“I say Golden-Mug, here’s a lady wants you!”
But a clanging of iron drowned the cry!
Gervaise went to the end. She reached a door and stretching out her neck looked in.
At first she could distinguish nothing.
The forge had died down, but there was still a little glow which held back the advancing shadows from its corner.
Great shadows seemed to float in the air.
At times black shapes passed before the fire, shutting off this last bit of brightness, silhouettes of men so strangely magnified that their arms and legs were indistinct.
Gervaise, not daring to venture in, called from the doorway in a faint voice:
“Monsieur Goujet!
Monsieur Goujet!”
Suddenly all became lighted up.
Beneath the puff of the bellows a jet of white flame had ascended and the whole interior of the shed could be seen, walled in by wooden planks, with openings roughly plastered over, and brick walls reinforcing the corners.
Coal-ash had painted the whole expanse a sooty grey.
Spider webs hung from the beams like rags hung up to dry, heavy with the accumulated dust of years.
On shelves along the walls, or hanging from nails, or tossed into corners, she saw rusty iron, battered implements and huge tools.
The white flame flared higher, like an explosion of dazzling sunlight revealing the trampled dirt underfoot, where the polished steel of four anvils fixed on blocks took on a reflection of silver sprinkled with gold.
Then Gervaise recognized Goujet in front of the forge by his beautiful yellow beard.
Etienne was blowing the bellows.
Two other workmen were there, but she only beheld Goujet and walked forward and stood before him.
“Why it’s Madame Gervaise!” he exclaimed with a bright look on his face.
“What a pleasant surprise.”
But as his comrades appeared to be rather amused, he pushed Etienne towards his mother and resumed:
“You’ve come to see the youngster.
He behaves himself well, he’s beginning to get some strength in his wrists.”
“Well!” she said, “it isn’t easy to find your way here.
I thought I was going to the end of the world.”
After telling about her journey, she asked why no one in the shop knew Etienne’s name.
Goujet laughed and explained to her that everybody called him “Little Zouzou” because he had his hair cut short like that of a Zouave.
While they were talking together Etienne stopped working the bellows and the flame of the forge dwindled to a rosy glow amid the gathering darkness.
Touched by the presence of this smiling young woman, the blacksmith stood gazing at her.
Then, as neither continued speaking, he seemed to recollect and broke the silence:
“Excuse me, Madame Gervaise, I’ve something that has to be finished. You’ll stay, won’t you?
You’re not in anybody’s way.”
She remained.
Etienne returned to the bellows.
The forge was soon ablaze again with a cloud of sparks; the more so as the youngster, wanting to show his mother what he could do, was making the bellows blow a regular hurricane.
Goujet, standing up watching a bar of iron heating, was waiting with the tongs in his hand.
The bright glare illuminated him without a shadow — sleeves rolled back, shirt neck open, bare arms and chest.
When the bar was at white heat he seized it with the tongs and cut it with a hammer on the anvil, in pieces of equal length, as though he had been gently breaking pieces of glass.
Then he put the pieces back into the fire, from which he took them one by one to work them into shape.
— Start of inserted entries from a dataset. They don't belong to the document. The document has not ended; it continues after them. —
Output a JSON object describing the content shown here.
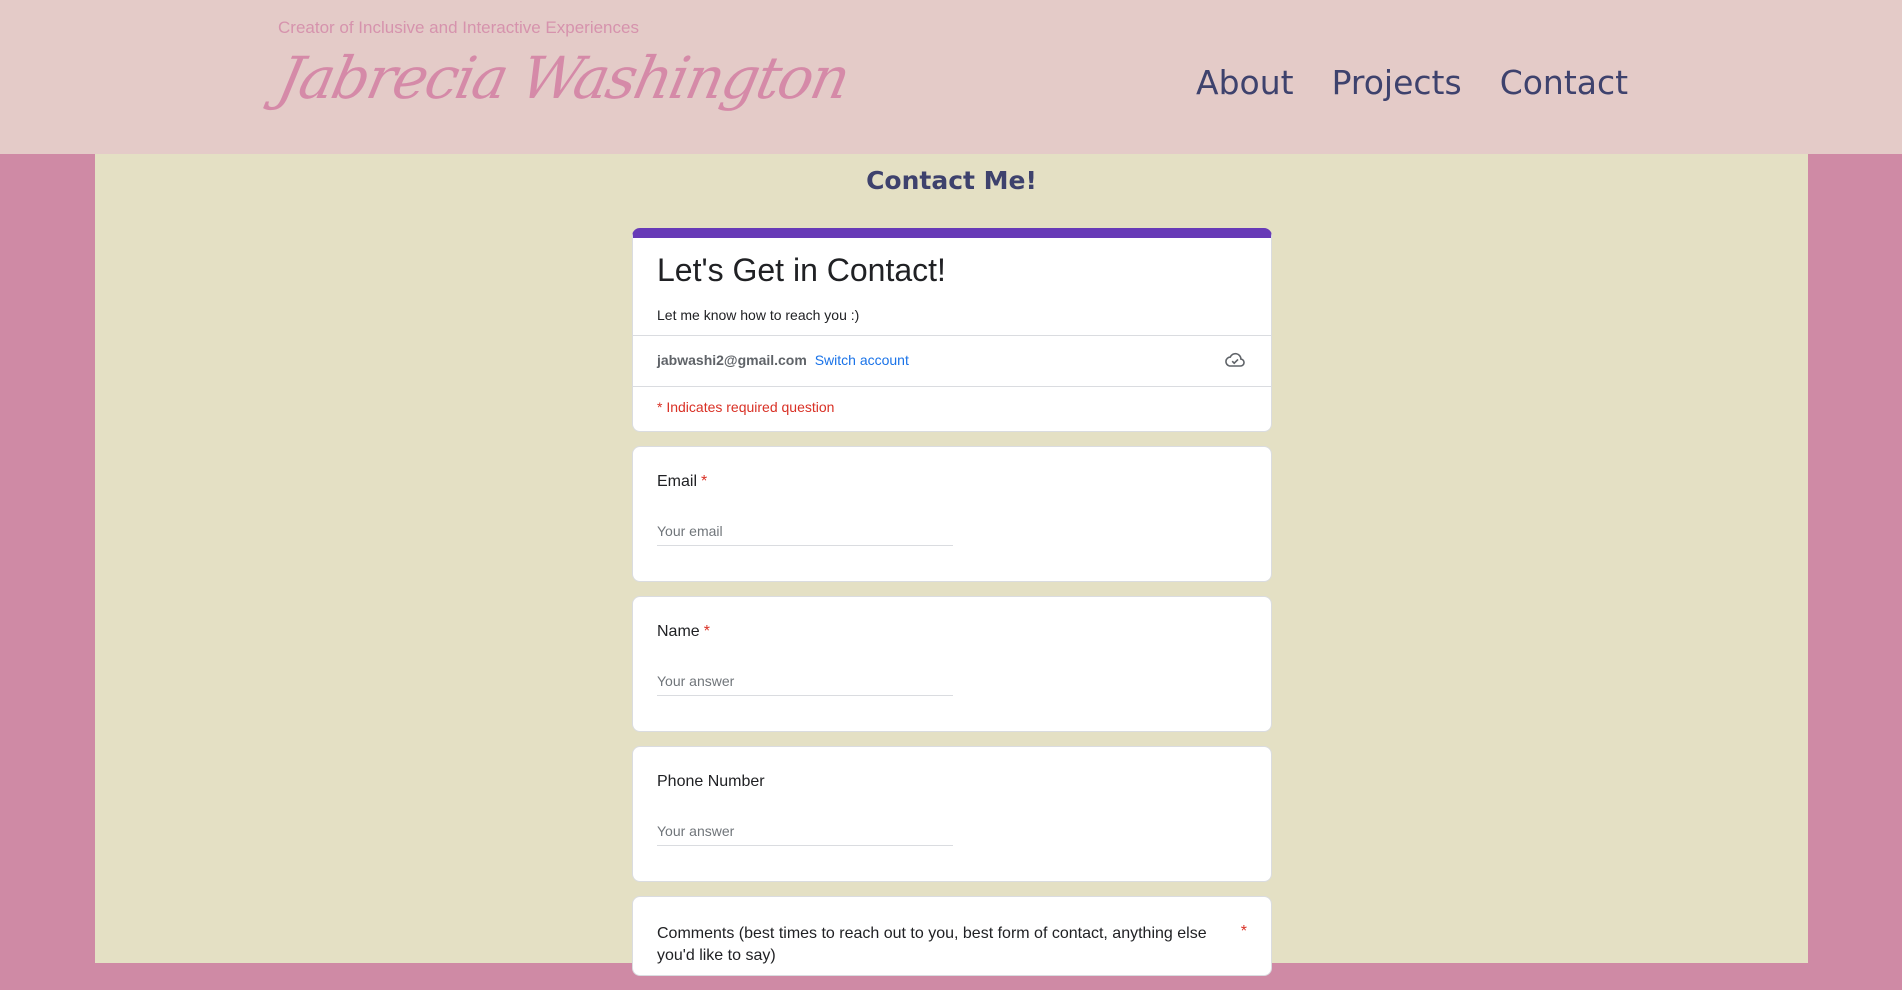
{
  "header": {
    "tagline": "Creator of Inclusive and Interactive Experiences",
    "logo_text": "Jabrecia Washington",
    "nav": [
      "About",
      "Projects",
      "Contact"
    ]
  },
  "page": {
    "title": "Contact Me!"
  },
  "form": {
    "title": "Let's Get in Contact!",
    "description": "Let me know how to reach you :)",
    "account_email": "jabwashi2@gmail.com",
    "switch_account": "Switch account",
    "cloud_icon": "cloud-saved-icon",
    "required_note": "* Indicates required question",
    "questions": [
      {
        "label": "Email",
        "required": "*",
        "placeholder": "Your email"
      },
      {
        "label": "Name",
        "required": "*",
        "placeholder": "Your answer"
      },
      {
        "label": "Phone Number",
        "required": "",
        "placeholder": "Your answer"
      },
      {
        "label": "Comments (best times to reach out to you, best form of contact, anything else you'd like to say)",
        "required": "*"
      }
    ]
  },
  "colors": {
    "side_bg": "#cf8aa5",
    "header_bg": "#e4cbc8",
    "main_bg": "#e4e0c4",
    "accent": "#673ab7",
    "nav_text": "#3e426d"
  }
}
He was forging hexagonal rivets.
He placed each piece in a tool-hole of the anvil, bent down the iron that was to form the head, flattened the six sides and threw the finished rivet still red-hot on to the black earth, where its bright light gradually died out; and this with a continuous hammering, wielding in his right hand a hammer weighing five pounds, completing a detail at every blow, turning and working the iron with such dexterity that he was able to talk to and look at those about him.
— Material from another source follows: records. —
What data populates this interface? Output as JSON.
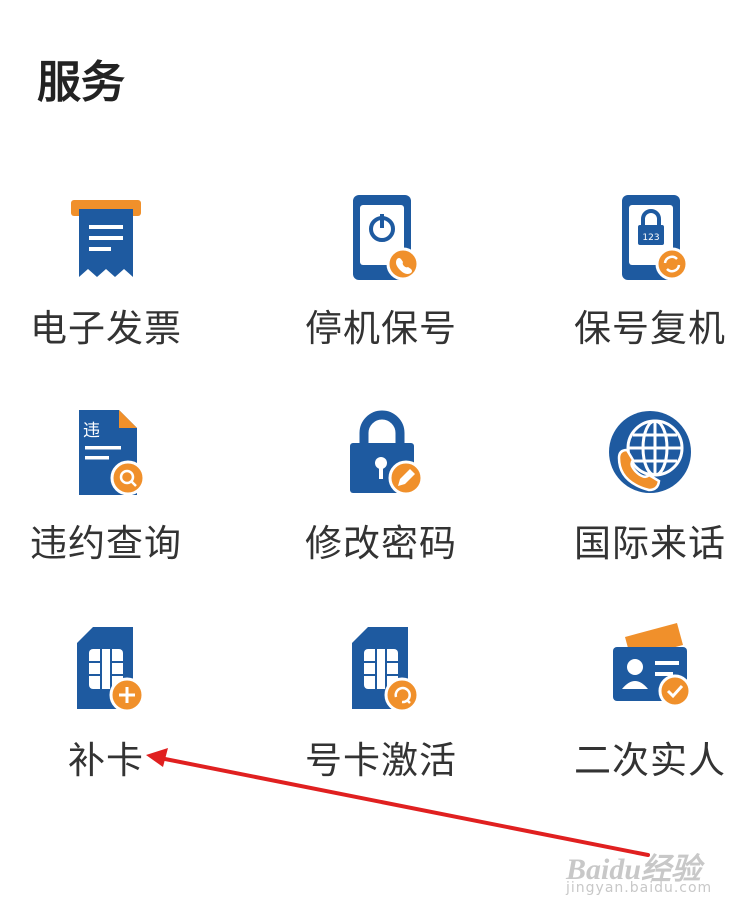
{
  "section": {
    "title": "服务"
  },
  "services": [
    {
      "label": "电子发票",
      "icon": "e-invoice-icon"
    },
    {
      "label": "停机保号",
      "icon": "phone-power-icon"
    },
    {
      "label": "保号复机",
      "icon": "phone-lock-restore-icon"
    },
    {
      "label": "违约查询",
      "icon": "violation-document-search-icon"
    },
    {
      "label": "修改密码",
      "icon": "lock-edit-icon"
    },
    {
      "label": "国际来话",
      "icon": "globe-phone-icon"
    },
    {
      "label": "补卡",
      "icon": "sim-add-icon"
    },
    {
      "label": "号卡激活",
      "icon": "sim-activate-icon"
    },
    {
      "label": "二次实人",
      "icon": "id-card-verify-icon"
    }
  ],
  "watermark": {
    "brand": "Baidu经验",
    "url": "jingyan.baidu.com"
  },
  "colors": {
    "primary": "#1e5aa0",
    "accent": "#f0902b",
    "annotation": "#e02020"
  }
}
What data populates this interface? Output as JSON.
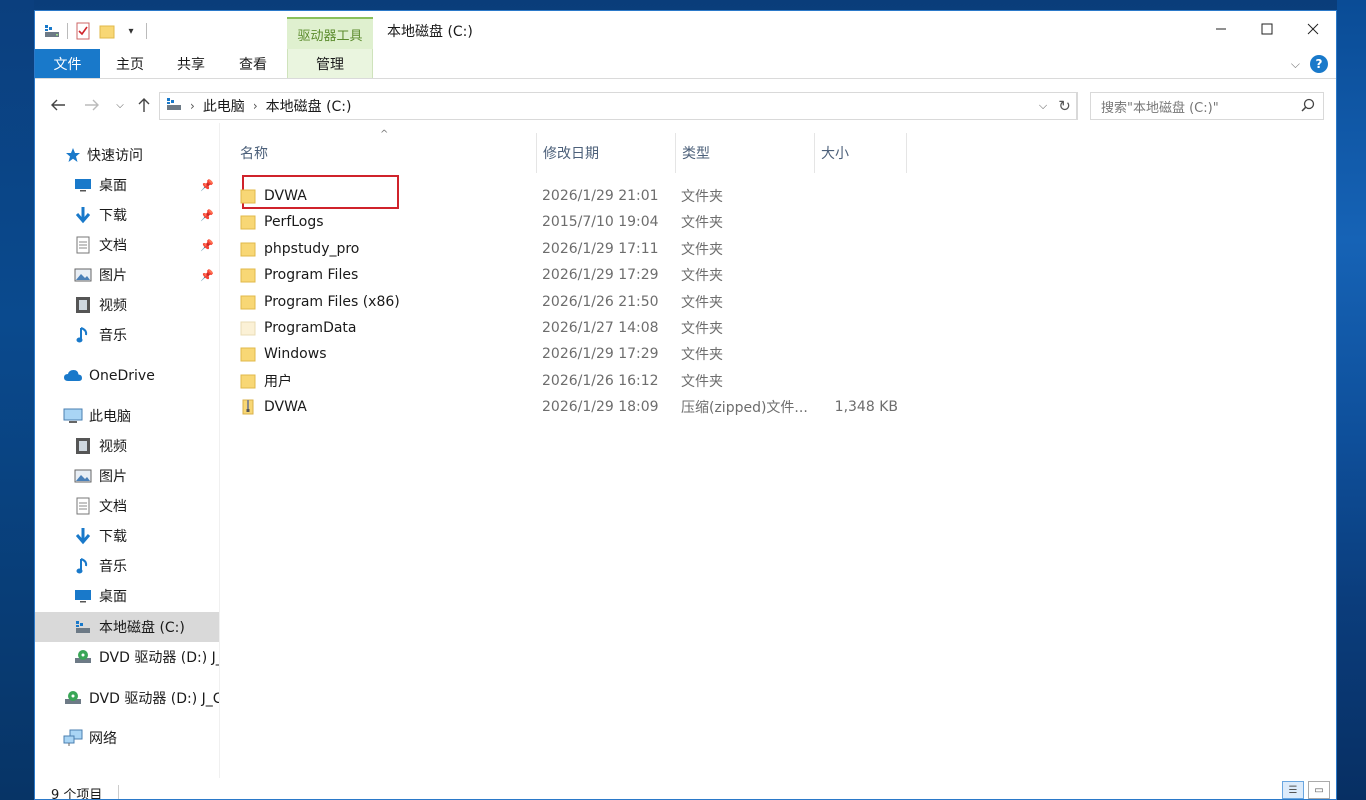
{
  "window": {
    "title": "本地磁盘 (C:)",
    "context_tab_group": "驱动器工具"
  },
  "ribbon": {
    "tabs": [
      {
        "label": "文件"
      },
      {
        "label": "主页"
      },
      {
        "label": "共享"
      },
      {
        "label": "查看"
      },
      {
        "label": "管理"
      }
    ],
    "help": "?"
  },
  "address": {
    "crumbs": [
      "此电脑",
      "本地磁盘 (C:)"
    ],
    "search_placeholder": "搜索\"本地磁盘 (C:)\""
  },
  "nav": {
    "quick_access": "快速访问",
    "quick_items": [
      {
        "label": "桌面",
        "icon": "desktop-icon",
        "pinned": true
      },
      {
        "label": "下载",
        "icon": "download-icon",
        "pinned": true
      },
      {
        "label": "文档",
        "icon": "document-icon",
        "pinned": true
      },
      {
        "label": "图片",
        "icon": "picture-icon",
        "pinned": true
      },
      {
        "label": "视频",
        "icon": "video-icon",
        "pinned": false
      },
      {
        "label": "音乐",
        "icon": "music-icon",
        "pinned": false
      }
    ],
    "onedrive": "OneDrive",
    "this_pc": "此电脑",
    "pc_items": [
      {
        "label": "视频",
        "icon": "video-icon"
      },
      {
        "label": "图片",
        "icon": "picture-icon"
      },
      {
        "label": "文档",
        "icon": "document-icon"
      },
      {
        "label": "下载",
        "icon": "download-icon"
      },
      {
        "label": "音乐",
        "icon": "music-icon"
      },
      {
        "label": "桌面",
        "icon": "desktop-icon"
      },
      {
        "label": "本地磁盘 (C:)",
        "icon": "drive-icon",
        "selected": true
      },
      {
        "label": "DVD 驱动器 (D:) J_",
        "icon": "dvd-icon"
      }
    ],
    "dvd_root": "DVD 驱动器 (D:) J_C",
    "network": "网络"
  },
  "columns": {
    "name": "名称",
    "date": "修改日期",
    "type": "类型",
    "size": "大小"
  },
  "files": [
    {
      "name": "DVWA",
      "date": "2026/1/29 21:01",
      "type": "文件夹",
      "size": "",
      "kind": "folder"
    },
    {
      "name": "PerfLogs",
      "date": "2015/7/10 19:04",
      "type": "文件夹",
      "size": "",
      "kind": "folder"
    },
    {
      "name": "phpstudy_pro",
      "date": "2026/1/29 17:11",
      "type": "文件夹",
      "size": "",
      "kind": "folder"
    },
    {
      "name": "Program Files",
      "date": "2026/1/29 17:29",
      "type": "文件夹",
      "size": "",
      "kind": "folder"
    },
    {
      "name": "Program Files (x86)",
      "date": "2026/1/26 21:50",
      "type": "文件夹",
      "size": "",
      "kind": "folder"
    },
    {
      "name": "ProgramData",
      "date": "2026/1/27 14:08",
      "type": "文件夹",
      "size": "",
      "kind": "hidden-folder"
    },
    {
      "name": "Windows",
      "date": "2026/1/29 17:29",
      "type": "文件夹",
      "size": "",
      "kind": "folder"
    },
    {
      "name": "用户",
      "date": "2026/1/26 16:12",
      "type": "文件夹",
      "size": "",
      "kind": "folder"
    },
    {
      "name": "DVWA",
      "date": "2026/1/29 18:09",
      "type": "压缩(zipped)文件...",
      "size": "1,348 KB",
      "kind": "zip"
    }
  ],
  "status": {
    "count": "9 个项目"
  },
  "colors": {
    "accent": "#1979ca",
    "context_tab": "#dff0cf",
    "highlight": "#d0232b",
    "folder": "#f8d775"
  }
}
The anvil had a silvery ring.
Without a drop of perspiration, quite at his ease, he struck in a good-natured sort of a way, not appearing to exert himself more than on the evenings when he cut out pictures at home.
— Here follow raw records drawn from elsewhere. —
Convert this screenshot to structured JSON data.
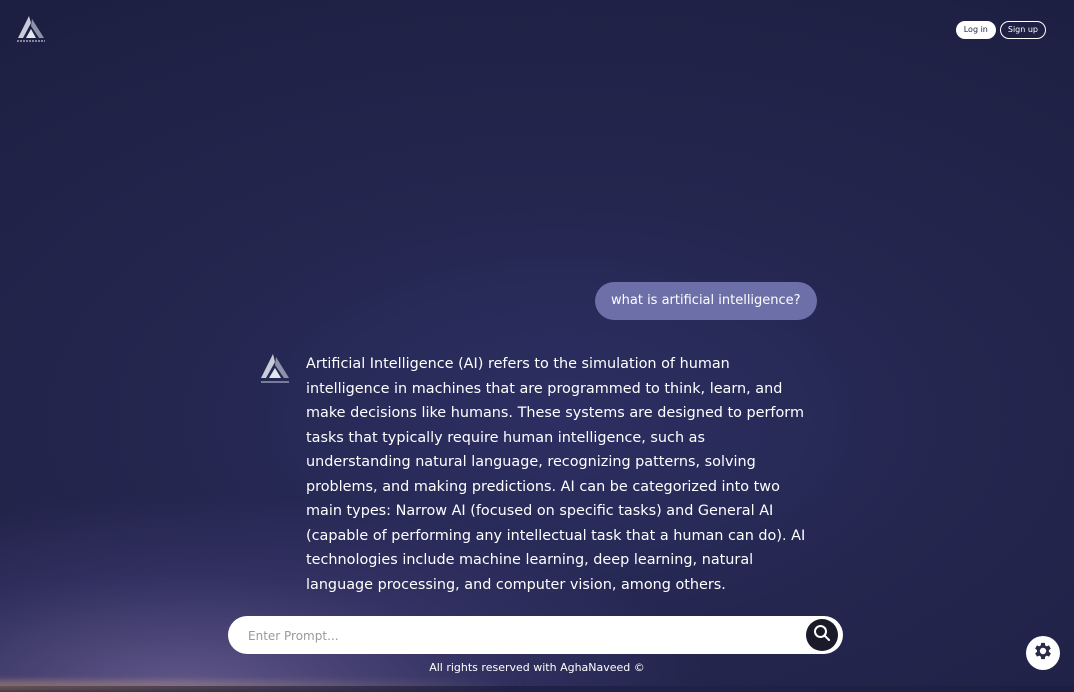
{
  "header": {
    "logo_icon": "triangle-logo-icon",
    "login_label": "Log in",
    "signup_label": "Sign up"
  },
  "chat": {
    "user_message": "what is artificial intelligence?",
    "bot_avatar_icon": "triangle-logo-icon",
    "bot_response": "Artificial Intelligence (AI) refers to the simulation of human intelligence in machines that are programmed to think, learn, and make decisions like humans. These systems are designed to perform tasks that typically require human intelligence, such as understanding natural language, recognizing patterns, solving problems, and making predictions. AI can be categorized into two main types: Narrow AI (focused on specific tasks) and General AI (capable of performing any intellectual task that a human can do). AI technologies include machine learning, deep learning, natural language processing, and computer vision, among others."
  },
  "prompt": {
    "placeholder": "Enter Prompt...",
    "value": "",
    "submit_icon": "search-icon"
  },
  "footer": {
    "text": "All rights reserved with AghaNaveed ©"
  },
  "settings": {
    "icon": "gear-icon"
  },
  "colors": {
    "background": "#24264f",
    "user_bubble": "#6d6fa8",
    "text": "#ffffff",
    "search_button": "#1a1a2a"
  }
}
“Oh! these are little rivets of twenty millimetres,” said he in reply to Gervaise’s questions.
“A fellow can do his three hundred a day. But it requires practice, for one’s arm soon grows weary.”
And when she asked him if his wrist did not feel stiff at the end of the day he laughed aloud.
Did she think him a young lady?
His wrist had had plenty of drudgery for fifteen years past; it was now as strong as the iron implements it had been so long in contact with.
She was right though; a gentleman who had never forged a rivet or a bolt, and who would try to show off with his five pound hammer, would find himself precious stiff in the course of a couple of hours.